Flexible Simulation Based Inference for Galaxy Photometric Fitting with Synthesizer
Thomas Harvey, Christopher C. Lovell, Sophie Newman, Christopher J. Conselice, Duncan Austin, William J. Roper, Aswin P. Vijayan, Stephen M. Wilkins, Patricia Iglesias-Navarro, Vadim Rusakov, Qiong Li, Nathan Adams, Kai Magdwick, Caio M. Goolsby, Marc Huertas-Company, Matthew Ho
TL;DR
This work presents synference, a scalable SBI framework for galaxy SED fitting that couples the Synthesizer forward model with the LtU-ILI validation toolkit to produce full Bayesian posteriors for galaxy properties from photometry. By training on up to $10^6$ simulated galaxies with an 8-parameter physical model and 14-band JWST/HST data, the authors demonstrate excellent parameter recovery (e.g., $R^2=0.99$ for $\log M_*$) and well-calibrated posteriors, while achieving substantial speedups (roughly $10^3$--$10^5$) over nested sampling or MCMC. The framework supports flexible SFHs, emission components, and multiple SPS grids, enabling rapid model comparison (e.g., BPASS vs FSPS) and joint redshift-parameter inference (Model 2) on real data from the JADES GOODS-South field. The results underscore the potential of amortized SBI to transform analyses of next-generation surveys by delivering fast, fully Bayesian inferences across massive galaxy catalogs, with robust validation and extensible support for spectroscopy and complex forward models.
Abstract
We introduce Synference, a new, flexible Python framework for galaxy SED fitting using simulation-based inference (SBI). Synference leverages the Synthesizer package for flexible forward-modelling of galaxy SEDs and integrates the LtU-ILI package to ensure best practices in model training and validation.
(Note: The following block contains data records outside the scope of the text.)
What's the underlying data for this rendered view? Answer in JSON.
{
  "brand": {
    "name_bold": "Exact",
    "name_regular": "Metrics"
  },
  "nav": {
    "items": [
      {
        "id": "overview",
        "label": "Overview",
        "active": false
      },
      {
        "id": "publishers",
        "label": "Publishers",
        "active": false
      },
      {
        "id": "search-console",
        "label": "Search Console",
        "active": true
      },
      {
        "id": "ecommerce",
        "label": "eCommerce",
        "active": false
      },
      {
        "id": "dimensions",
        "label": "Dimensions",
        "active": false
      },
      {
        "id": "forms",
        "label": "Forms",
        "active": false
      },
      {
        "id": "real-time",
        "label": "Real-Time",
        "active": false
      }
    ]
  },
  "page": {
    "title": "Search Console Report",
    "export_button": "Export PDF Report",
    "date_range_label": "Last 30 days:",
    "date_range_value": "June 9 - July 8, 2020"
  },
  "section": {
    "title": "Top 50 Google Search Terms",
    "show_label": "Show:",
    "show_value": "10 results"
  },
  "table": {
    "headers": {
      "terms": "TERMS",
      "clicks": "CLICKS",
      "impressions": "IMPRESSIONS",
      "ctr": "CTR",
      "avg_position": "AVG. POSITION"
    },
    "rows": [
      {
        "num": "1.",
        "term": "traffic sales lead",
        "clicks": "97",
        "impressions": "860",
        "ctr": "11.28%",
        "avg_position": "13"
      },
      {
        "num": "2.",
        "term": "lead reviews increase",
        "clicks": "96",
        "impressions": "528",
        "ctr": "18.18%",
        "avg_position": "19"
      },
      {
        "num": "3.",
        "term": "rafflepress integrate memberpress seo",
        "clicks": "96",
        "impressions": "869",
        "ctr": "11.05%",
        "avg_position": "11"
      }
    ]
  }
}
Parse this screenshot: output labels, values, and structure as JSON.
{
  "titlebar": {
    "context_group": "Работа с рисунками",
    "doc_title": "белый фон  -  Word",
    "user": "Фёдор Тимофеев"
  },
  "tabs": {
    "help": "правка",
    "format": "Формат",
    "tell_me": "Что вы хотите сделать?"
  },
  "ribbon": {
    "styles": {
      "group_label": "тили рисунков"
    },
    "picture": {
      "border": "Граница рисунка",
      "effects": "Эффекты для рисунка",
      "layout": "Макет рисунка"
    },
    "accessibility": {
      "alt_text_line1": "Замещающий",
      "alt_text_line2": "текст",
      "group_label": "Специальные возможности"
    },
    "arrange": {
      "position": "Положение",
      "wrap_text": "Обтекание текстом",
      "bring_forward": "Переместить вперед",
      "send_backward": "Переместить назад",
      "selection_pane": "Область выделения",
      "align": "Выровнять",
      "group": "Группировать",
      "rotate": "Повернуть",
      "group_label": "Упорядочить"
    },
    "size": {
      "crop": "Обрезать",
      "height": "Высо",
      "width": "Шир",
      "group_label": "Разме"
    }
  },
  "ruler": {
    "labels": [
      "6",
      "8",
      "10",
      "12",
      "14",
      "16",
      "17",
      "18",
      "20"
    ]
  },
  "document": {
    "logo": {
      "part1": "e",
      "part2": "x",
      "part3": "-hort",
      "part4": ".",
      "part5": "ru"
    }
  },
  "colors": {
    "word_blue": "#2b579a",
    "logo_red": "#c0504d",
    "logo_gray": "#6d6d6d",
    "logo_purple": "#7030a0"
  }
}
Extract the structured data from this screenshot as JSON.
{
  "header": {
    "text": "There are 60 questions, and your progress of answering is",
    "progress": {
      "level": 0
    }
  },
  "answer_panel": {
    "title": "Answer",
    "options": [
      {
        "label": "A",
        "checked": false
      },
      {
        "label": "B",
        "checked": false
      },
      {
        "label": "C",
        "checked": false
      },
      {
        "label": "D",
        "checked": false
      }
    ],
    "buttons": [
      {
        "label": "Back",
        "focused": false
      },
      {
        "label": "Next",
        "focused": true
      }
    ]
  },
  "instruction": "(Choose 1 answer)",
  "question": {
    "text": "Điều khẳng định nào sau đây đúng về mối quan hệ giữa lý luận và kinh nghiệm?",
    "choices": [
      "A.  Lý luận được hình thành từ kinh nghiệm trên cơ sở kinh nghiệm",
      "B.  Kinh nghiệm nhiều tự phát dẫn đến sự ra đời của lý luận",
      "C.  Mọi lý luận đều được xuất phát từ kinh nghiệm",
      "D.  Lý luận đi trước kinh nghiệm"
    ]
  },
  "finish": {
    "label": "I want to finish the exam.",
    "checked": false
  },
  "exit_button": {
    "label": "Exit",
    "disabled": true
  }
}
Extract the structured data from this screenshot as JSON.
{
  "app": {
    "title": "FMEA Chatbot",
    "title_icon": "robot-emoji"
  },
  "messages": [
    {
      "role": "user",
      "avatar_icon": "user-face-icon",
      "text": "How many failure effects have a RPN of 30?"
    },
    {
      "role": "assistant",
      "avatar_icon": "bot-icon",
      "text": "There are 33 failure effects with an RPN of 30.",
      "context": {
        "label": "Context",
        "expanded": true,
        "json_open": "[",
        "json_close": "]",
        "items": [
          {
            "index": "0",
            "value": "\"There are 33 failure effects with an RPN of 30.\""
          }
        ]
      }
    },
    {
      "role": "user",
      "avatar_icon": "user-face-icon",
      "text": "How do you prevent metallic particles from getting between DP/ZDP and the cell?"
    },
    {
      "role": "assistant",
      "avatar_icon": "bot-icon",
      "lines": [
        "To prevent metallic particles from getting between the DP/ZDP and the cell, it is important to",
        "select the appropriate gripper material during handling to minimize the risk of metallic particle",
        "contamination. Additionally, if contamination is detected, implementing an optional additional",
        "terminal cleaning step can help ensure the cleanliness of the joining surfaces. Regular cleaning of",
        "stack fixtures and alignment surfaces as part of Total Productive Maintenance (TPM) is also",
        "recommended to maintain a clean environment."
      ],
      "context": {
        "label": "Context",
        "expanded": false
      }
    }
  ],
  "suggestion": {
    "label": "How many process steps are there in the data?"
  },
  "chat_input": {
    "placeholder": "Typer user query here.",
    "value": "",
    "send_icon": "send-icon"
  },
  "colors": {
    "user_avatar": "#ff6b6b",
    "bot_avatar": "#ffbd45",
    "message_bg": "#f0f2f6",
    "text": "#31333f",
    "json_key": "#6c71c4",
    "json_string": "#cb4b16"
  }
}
In this work we demonstrate Synference by training a neural posterior estimator on $10^6$ simulated galaxies, based on a flexible 8-parameter physical model, to infer galaxy properties from 14-band HST and JWST photometry. We validate this model, demonstrating excellent parameter recovery (e.g. R$^2>$0.99 for M$_\star$) and accurate posterior calibration against nested sampling results. We apply our trained model to 3,088 spectroscopically-confirmed galaxies in the JADES GOODS-South field. The amortized inference is exceptionally fast, having nearly fixed cost per posterior evaluation and processing the entire sample in $\sim$3 minutes on a single CPU (18 galaxies/CPU/sec), a $\sim$1700$\times$ speedup over traditional nested sampling or MCMC techniques. We demonstrate Synference's ability to simultaneously infer photometric redshifts and physical parameters, and highlight its utility for rapid Bayesian model comparison by demonstrating systematic stellar mass differences between two commonly used stellar population synthesis models. Synference is a powerful, scalable tool poised to maximise the scientific return of next-generation galaxy surveys.